Io non ce l’avevo la moglie, dissi, però avevo la “morosa”, che faceva ancora l’università; forse non c’era tanta differenza, dovevo comunque partire e lasciar tutto. Poi ci fu una pausa di silenzio in cui ritenni opportuno non aggiungere parole superflue (quello era un mondo di poche parole e di molti fatti). Io avrei voluto dire subito sì, senza pensarci tanto; sì… la testa scalpitava, i pensieri correvano lontano. Che ci pensavo a fare? Volevo partire e basta; prendere al volo quel biglietto inatteso che vedevo già staccato e appoggiato sul tavolo tra noi, nello spazio della formale conversazione; al diavolo le conseguenze…

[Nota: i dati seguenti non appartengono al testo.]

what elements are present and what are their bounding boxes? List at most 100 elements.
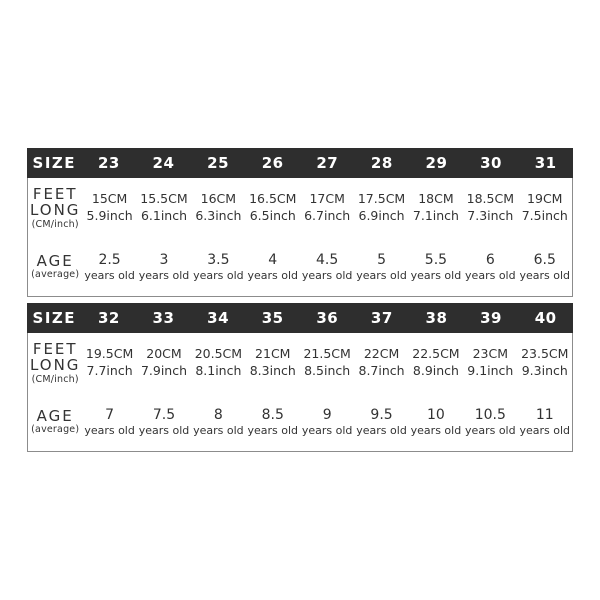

Aspettavo fermo a un incrocio la luce verde del semaforo. Davanti a me, perpendicolarmente, oltre il vetro del parabrezza, scorreva il flusso ben noto di suoni e colori, auto e motorini rumorosi, biciclette e pedoni. Il volto della mia città di provincia che forse tra poco avrei abbandonato insieme a quelle immagini familiari, che ora vedevo diverse, assorbita la tonalità emotiva di chi deve partire, di chi se ne sta per andare. Occhi registranti, pure, gli stessi colori e contorni, ma mente e cuore che reagiscono agli stimoli in maniera diversa. Partirò, mi dicevo, e dalle viscere saliva, rinforzato alla coscienza, il desiderio di abbandonare il quieto tran tran di quei marciapiedi, un sì profondo e impulsivo, incurante d’ogni conseguenza, apoteosi di uno slancio vitale. Via me ne sarei andato, a vivere nel mondo, fuori, lontano, e sulla cresta di questo pensiero pareva quasi che i contorni di ciò che stava intorno nella strada fossero più nitidi. Preda di quell’esaltaltazione che prende chi è pervaso dal sentimento della partenza, ero immerso nell’incantesimo di sentire la cinghia del mio essere aderire alla ruota della vita “vera”, di afferrare improv-visamente il senso delle cose, le dimensioni dello spazio, in un diverso e più reale scorrere del tempo, ora tangibile. Era l’ebbrezza del viaggio, il mondo che già cambiava intorno.